ACQUAVIVA
PICENA – La Banca del Piceno è sicuramente parte attiva per
l’attuazione delle misure di sostegno al credito decisa dalla
Regione Marche e dalla Camera di Commercio delle Marche.
“Il
principale istituto di credito cooperativo delle province di Ascoli e
Fermo – ha detto il Presidente della Banca del Piceno Sandro
Donati – ha chiuso l’esercizio 2025 con un utile netto di 5,67 Mln di
euro contribuendo ad accrescere il patrimonio fino ad oltre 100
Milioni di euro che la fanno entrate nel ristretto gruppo delle 26
bcc appartenente al gruppo bancario Iccrea con un patrimonio
superiore ai 100 Milioni di euro. La solidità è inoltre espressa
dall’indice del Tcr (Total capital ratio) che mette in relazione il
patrimonio ed i rischi della banca che al 31.12.25 si attestava al
27,15% che oltre ad essere in crescita rispetto all’anno precedente
è superiore sia alla media del sistema delle Bcc e sia a quello del
sistema bancario nel suo complesso”.
Nell’ultimo
periodo, la Banca del Piceno, ha contribuito a garantire un nuovo
impulso allo sviluppo del sistema economico delle Marche grazie al
concreto e positivo utilizzo dei fondi BEI (Banca Europea di
Investimento). A tal proposito la Banca del Piceno ha partecipato
all’ATI (associazione temporanea di imprese) coordinata da Iccrea a
cui hanno partecipato tutte le banche di credito cooperativo delle
Marche. L’ATI così costituita è risultata aggiudicataria del
bando indetto dalla regione Marche per l’assegnazione di 30 Milioni
di fondi BEI (Banca europea di investimenti) finalizzati a sostenere
iniziative di investimenti. In quell’occasione la Banca del Piceno
ha partecipato all’iniziativa con un plafond di 3 Milioni di Euro.

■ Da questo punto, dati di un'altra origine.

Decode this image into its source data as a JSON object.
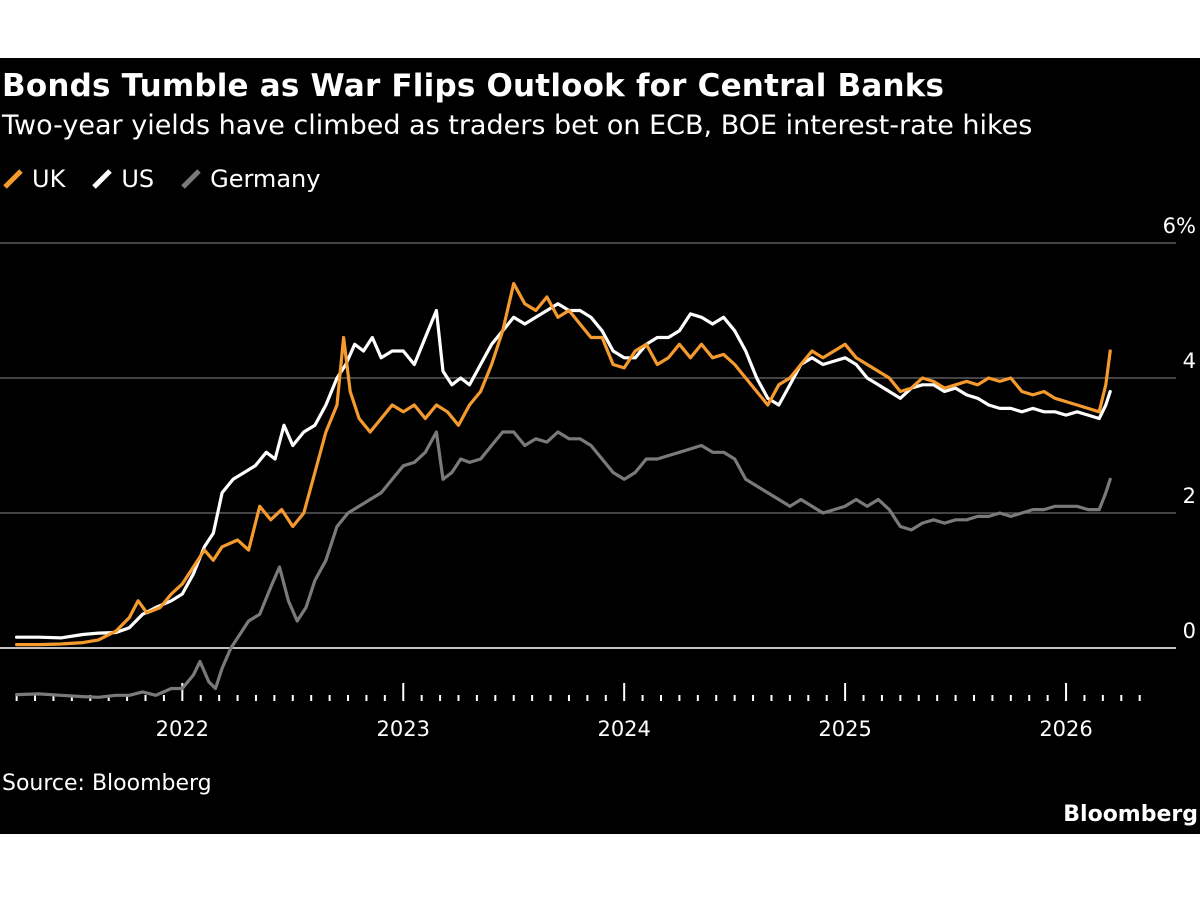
{
  "chart_data": {
    "type": "line",
    "title": "Bonds Tumble as War Flips Outlook for Central Banks",
    "subtitle": "Two-year yields have climbed as traders bet on ECB, BOE interest-rate hikes",
    "source": "Source: Bloomberg",
    "brand": "Bloomberg",
    "ylabel": "",
    "xlabel": "",
    "ylim": [
      -0.9,
      6
    ],
    "xlim": [
      2021.22,
      2026.38
    ],
    "y_ticks": [
      {
        "value": 6,
        "label": "6%"
      },
      {
        "value": 4,
        "label": "4"
      },
      {
        "value": 2,
        "label": "2"
      },
      {
        "value": 0,
        "label": "0"
      }
    ],
    "x_ticks": [
      {
        "value": 2022,
        "label": "2022"
      },
      {
        "value": 2023,
        "label": "2023"
      },
      {
        "value": 2024,
        "label": "2024"
      },
      {
        "value": 2025,
        "label": "2025"
      },
      {
        "value": 2026,
        "label": "2026"
      }
    ],
    "grid": true,
    "legend": "top-left",
    "series": [
      {
        "name": "UK",
        "color": "#f59a2e",
        "points": [
          [
            2021.25,
            0.05
          ],
          [
            2021.35,
            0.05
          ],
          [
            2021.45,
            0.06
          ],
          [
            2021.55,
            0.08
          ],
          [
            2021.62,
            0.12
          ],
          [
            2021.7,
            0.25
          ],
          [
            2021.76,
            0.45
          ],
          [
            2021.8,
            0.7
          ],
          [
            2021.84,
            0.52
          ],
          [
            2021.9,
            0.6
          ],
          [
            2021.95,
            0.8
          ],
          [
            2022.0,
            0.95
          ],
          [
            2022.05,
            1.2
          ],
          [
            2022.1,
            1.45
          ],
          [
            2022.14,
            1.3
          ],
          [
            2022.18,
            1.5
          ],
          [
            2022.25,
            1.6
          ],
          [
            2022.3,
            1.45
          ],
          [
            2022.35,
            2.1
          ],
          [
            2022.4,
            1.9
          ],
          [
            2022.45,
            2.05
          ],
          [
            2022.5,
            1.8
          ],
          [
            2022.55,
            2.0
          ],
          [
            2022.6,
            2.6
          ],
          [
            2022.65,
            3.2
          ],
          [
            2022.7,
            3.6
          ],
          [
            2022.73,
            4.6
          ],
          [
            2022.76,
            3.8
          ],
          [
            2022.8,
            3.4
          ],
          [
            2022.85,
            3.2
          ],
          [
            2022.9,
            3.4
          ],
          [
            2022.95,
            3.6
          ],
          [
            2023.0,
            3.5
          ],
          [
            2023.05,
            3.6
          ],
          [
            2023.1,
            3.4
          ],
          [
            2023.15,
            3.6
          ],
          [
            2023.2,
            3.5
          ],
          [
            2023.25,
            3.3
          ],
          [
            2023.3,
            3.6
          ],
          [
            2023.35,
            3.8
          ],
          [
            2023.4,
            4.2
          ],
          [
            2023.45,
            4.7
          ],
          [
            2023.5,
            5.4
          ],
          [
            2023.55,
            5.1
          ],
          [
            2023.6,
            5.0
          ],
          [
            2023.65,
            5.2
          ],
          [
            2023.7,
            4.9
          ],
          [
            2023.75,
            5.0
          ],
          [
            2023.8,
            4.8
          ],
          [
            2023.85,
            4.6
          ],
          [
            2023.9,
            4.6
          ],
          [
            2023.95,
            4.2
          ],
          [
            2024.0,
            4.15
          ],
          [
            2024.05,
            4.4
          ],
          [
            2024.1,
            4.5
          ],
          [
            2024.15,
            4.2
          ],
          [
            2024.2,
            4.3
          ],
          [
            2024.25,
            4.5
          ],
          [
            2024.3,
            4.3
          ],
          [
            2024.35,
            4.5
          ],
          [
            2024.4,
            4.3
          ],
          [
            2024.45,
            4.35
          ],
          [
            2024.5,
            4.2
          ],
          [
            2024.55,
            4.0
          ],
          [
            2024.6,
            3.8
          ],
          [
            2024.65,
            3.6
          ],
          [
            2024.7,
            3.9
          ],
          [
            2024.75,
            4.0
          ],
          [
            2024.8,
            4.2
          ],
          [
            2024.85,
            4.4
          ],
          [
            2024.9,
            4.3
          ],
          [
            2024.95,
            4.4
          ],
          [
            2025.0,
            4.5
          ],
          [
            2025.05,
            4.3
          ],
          [
            2025.1,
            4.2
          ],
          [
            2025.15,
            4.1
          ],
          [
            2025.2,
            4.0
          ],
          [
            2025.25,
            3.8
          ],
          [
            2025.3,
            3.85
          ],
          [
            2025.35,
            4.0
          ],
          [
            2025.4,
            3.95
          ],
          [
            2025.45,
            3.85
          ],
          [
            2025.5,
            3.9
          ],
          [
            2025.55,
            3.95
          ],
          [
            2025.6,
            3.9
          ],
          [
            2025.65,
            4.0
          ],
          [
            2025.7,
            3.95
          ],
          [
            2025.75,
            4.0
          ],
          [
            2025.8,
            3.8
          ],
          [
            2025.85,
            3.75
          ],
          [
            2025.9,
            3.8
          ],
          [
            2025.95,
            3.7
          ],
          [
            2026.0,
            3.65
          ],
          [
            2026.05,
            3.6
          ],
          [
            2026.1,
            3.55
          ],
          [
            2026.15,
            3.5
          ],
          [
            2026.18,
            3.9
          ],
          [
            2026.2,
            4.4
          ]
        ]
      },
      {
        "name": "US",
        "color": "#ffffff",
        "points": [
          [
            2021.25,
            0.16
          ],
          [
            2021.35,
            0.16
          ],
          [
            2021.45,
            0.15
          ],
          [
            2021.55,
            0.2
          ],
          [
            2021.62,
            0.22
          ],
          [
            2021.7,
            0.23
          ],
          [
            2021.76,
            0.3
          ],
          [
            2021.82,
            0.5
          ],
          [
            2021.88,
            0.6
          ],
          [
            2021.95,
            0.7
          ],
          [
            2022.0,
            0.8
          ],
          [
            2022.05,
            1.1
          ],
          [
            2022.1,
            1.5
          ],
          [
            2022.14,
            1.7
          ],
          [
            2022.18,
            2.3
          ],
          [
            2022.23,
            2.5
          ],
          [
            2022.28,
            2.6
          ],
          [
            2022.33,
            2.7
          ],
          [
            2022.38,
            2.9
          ],
          [
            2022.42,
            2.8
          ],
          [
            2022.46,
            3.3
          ],
          [
            2022.5,
            3.0
          ],
          [
            2022.55,
            3.2
          ],
          [
            2022.6,
            3.3
          ],
          [
            2022.65,
            3.6
          ],
          [
            2022.7,
            4.0
          ],
          [
            2022.74,
            4.2
          ],
          [
            2022.78,
            4.5
          ],
          [
            2022.82,
            4.4
          ],
          [
            2022.86,
            4.6
          ],
          [
            2022.9,
            4.3
          ],
          [
            2022.95,
            4.4
          ],
          [
            2023.0,
            4.4
          ],
          [
            2023.05,
            4.2
          ],
          [
            2023.1,
            4.6
          ],
          [
            2023.15,
            5.0
          ],
          [
            2023.18,
            4.1
          ],
          [
            2023.22,
            3.9
          ],
          [
            2023.26,
            4.0
          ],
          [
            2023.3,
            3.9
          ],
          [
            2023.35,
            4.2
          ],
          [
            2023.4,
            4.5
          ],
          [
            2023.45,
            4.7
          ],
          [
            2023.5,
            4.9
          ],
          [
            2023.55,
            4.8
          ],
          [
            2023.6,
            4.9
          ],
          [
            2023.65,
            5.0
          ],
          [
            2023.7,
            5.1
          ],
          [
            2023.75,
            5.0
          ],
          [
            2023.8,
            5.0
          ],
          [
            2023.85,
            4.9
          ],
          [
            2023.9,
            4.7
          ],
          [
            2023.95,
            4.4
          ],
          [
            2024.0,
            4.3
          ],
          [
            2024.05,
            4.3
          ],
          [
            2024.1,
            4.5
          ],
          [
            2024.15,
            4.6
          ],
          [
            2024.2,
            4.6
          ],
          [
            2024.25,
            4.7
          ],
          [
            2024.3,
            4.95
          ],
          [
            2024.35,
            4.9
          ],
          [
            2024.4,
            4.8
          ],
          [
            2024.45,
            4.9
          ],
          [
            2024.5,
            4.7
          ],
          [
            2024.55,
            4.4
          ],
          [
            2024.6,
            4.0
          ],
          [
            2024.65,
            3.7
          ],
          [
            2024.7,
            3.6
          ],
          [
            2024.75,
            3.9
          ],
          [
            2024.8,
            4.2
          ],
          [
            2024.85,
            4.3
          ],
          [
            2024.9,
            4.2
          ],
          [
            2024.95,
            4.25
          ],
          [
            2025.0,
            4.3
          ],
          [
            2025.05,
            4.2
          ],
          [
            2025.1,
            4.0
          ],
          [
            2025.15,
            3.9
          ],
          [
            2025.2,
            3.8
          ],
          [
            2025.25,
            3.7
          ],
          [
            2025.3,
            3.85
          ],
          [
            2025.35,
            3.9
          ],
          [
            2025.4,
            3.9
          ],
          [
            2025.45,
            3.8
          ],
          [
            2025.5,
            3.85
          ],
          [
            2025.55,
            3.75
          ],
          [
            2025.6,
            3.7
          ],
          [
            2025.65,
            3.6
          ],
          [
            2025.7,
            3.55
          ],
          [
            2025.75,
            3.55
          ],
          [
            2025.8,
            3.5
          ],
          [
            2025.85,
            3.55
          ],
          [
            2025.9,
            3.5
          ],
          [
            2025.95,
            3.5
          ],
          [
            2026.0,
            3.45
          ],
          [
            2026.05,
            3.5
          ],
          [
            2026.1,
            3.45
          ],
          [
            2026.15,
            3.4
          ],
          [
            2026.18,
            3.6
          ],
          [
            2026.2,
            3.8
          ]
        ]
      },
      {
        "name": "Germany",
        "color": "#7a7a7a",
        "points": [
          [
            2021.25,
            -0.69
          ],
          [
            2021.35,
            -0.68
          ],
          [
            2021.45,
            -0.7
          ],
          [
            2021.55,
            -0.72
          ],
          [
            2021.62,
            -0.73
          ],
          [
            2021.7,
            -0.7
          ],
          [
            2021.76,
            -0.7
          ],
          [
            2021.82,
            -0.65
          ],
          [
            2021.88,
            -0.7
          ],
          [
            2021.95,
            -0.6
          ],
          [
            2022.0,
            -0.6
          ],
          [
            2022.05,
            -0.4
          ],
          [
            2022.08,
            -0.2
          ],
          [
            2022.12,
            -0.5
          ],
          [
            2022.15,
            -0.6
          ],
          [
            2022.18,
            -0.3
          ],
          [
            2022.22,
            0.0
          ],
          [
            2022.26,
            0.2
          ],
          [
            2022.3,
            0.4
          ],
          [
            2022.35,
            0.5
          ],
          [
            2022.4,
            0.9
          ],
          [
            2022.44,
            1.2
          ],
          [
            2022.48,
            0.7
          ],
          [
            2022.52,
            0.4
          ],
          [
            2022.56,
            0.6
          ],
          [
            2022.6,
            1.0
          ],
          [
            2022.65,
            1.3
          ],
          [
            2022.7,
            1.8
          ],
          [
            2022.75,
            2.0
          ],
          [
            2022.8,
            2.1
          ],
          [
            2022.85,
            2.2
          ],
          [
            2022.9,
            2.3
          ],
          [
            2022.95,
            2.5
          ],
          [
            2023.0,
            2.7
          ],
          [
            2023.05,
            2.75
          ],
          [
            2023.1,
            2.9
          ],
          [
            2023.15,
            3.2
          ],
          [
            2023.18,
            2.5
          ],
          [
            2023.22,
            2.6
          ],
          [
            2023.26,
            2.8
          ],
          [
            2023.3,
            2.75
          ],
          [
            2023.35,
            2.8
          ],
          [
            2023.4,
            3.0
          ],
          [
            2023.45,
            3.2
          ],
          [
            2023.5,
            3.2
          ],
          [
            2023.55,
            3.0
          ],
          [
            2023.6,
            3.1
          ],
          [
            2023.65,
            3.05
          ],
          [
            2023.7,
            3.2
          ],
          [
            2023.75,
            3.1
          ],
          [
            2023.8,
            3.1
          ],
          [
            2023.85,
            3.0
          ],
          [
            2023.9,
            2.8
          ],
          [
            2023.95,
            2.6
          ],
          [
            2024.0,
            2.5
          ],
          [
            2024.05,
            2.6
          ],
          [
            2024.1,
            2.8
          ],
          [
            2024.15,
            2.8
          ],
          [
            2024.2,
            2.85
          ],
          [
            2024.25,
            2.9
          ],
          [
            2024.3,
            2.95
          ],
          [
            2024.35,
            3.0
          ],
          [
            2024.4,
            2.9
          ],
          [
            2024.45,
            2.9
          ],
          [
            2024.5,
            2.8
          ],
          [
            2024.55,
            2.5
          ],
          [
            2024.6,
            2.4
          ],
          [
            2024.65,
            2.3
          ],
          [
            2024.7,
            2.2
          ],
          [
            2024.75,
            2.1
          ],
          [
            2024.8,
            2.2
          ],
          [
            2024.85,
            2.1
          ],
          [
            2024.9,
            2.0
          ],
          [
            2024.95,
            2.05
          ],
          [
            2025.0,
            2.1
          ],
          [
            2025.05,
            2.2
          ],
          [
            2025.1,
            2.1
          ],
          [
            2025.15,
            2.2
          ],
          [
            2025.2,
            2.05
          ],
          [
            2025.25,
            1.8
          ],
          [
            2025.3,
            1.75
          ],
          [
            2025.35,
            1.85
          ],
          [
            2025.4,
            1.9
          ],
          [
            2025.45,
            1.85
          ],
          [
            2025.5,
            1.9
          ],
          [
            2025.55,
            1.9
          ],
          [
            2025.6,
            1.95
          ],
          [
            2025.65,
            1.95
          ],
          [
            2025.7,
            2.0
          ],
          [
            2025.75,
            1.95
          ],
          [
            2025.8,
            2.0
          ],
          [
            2025.85,
            2.05
          ],
          [
            2025.9,
            2.05
          ],
          [
            2025.95,
            2.1
          ],
          [
            2026.0,
            2.1
          ],
          [
            2026.05,
            2.1
          ],
          [
            2026.1,
            2.05
          ],
          [
            2026.15,
            2.05
          ],
          [
            2026.18,
            2.3
          ],
          [
            2026.2,
            2.5
          ]
        ]
      }
    ]
  }
}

L’azione di supporto allo sviluppo del sistema socio-economico sarà
assicurato, nel proprio territorio di riferimento, dalla Banca del
Piceno anche con la nuova programmazione dei fondi BEI decisa dalla
Regione Marche.
La
Banca del Piceno, con la sua rete di 28 filiali e consulenti operanti
sul territorio di Marche ed Abruzzo è pronta ad affiancare i clienti
nelle iniziative connesse ai finanziamenti ZES. Presso la sala
assemblee di Centobuchi, lo scorso 6 maggio è stato organizzato un
convegno per individuare le opportunità per i nostri territori di
competenza. In merito alla ZES l’istituto ha stanziato un plafond
di 20 Milioni di euro di crediti finanziabili.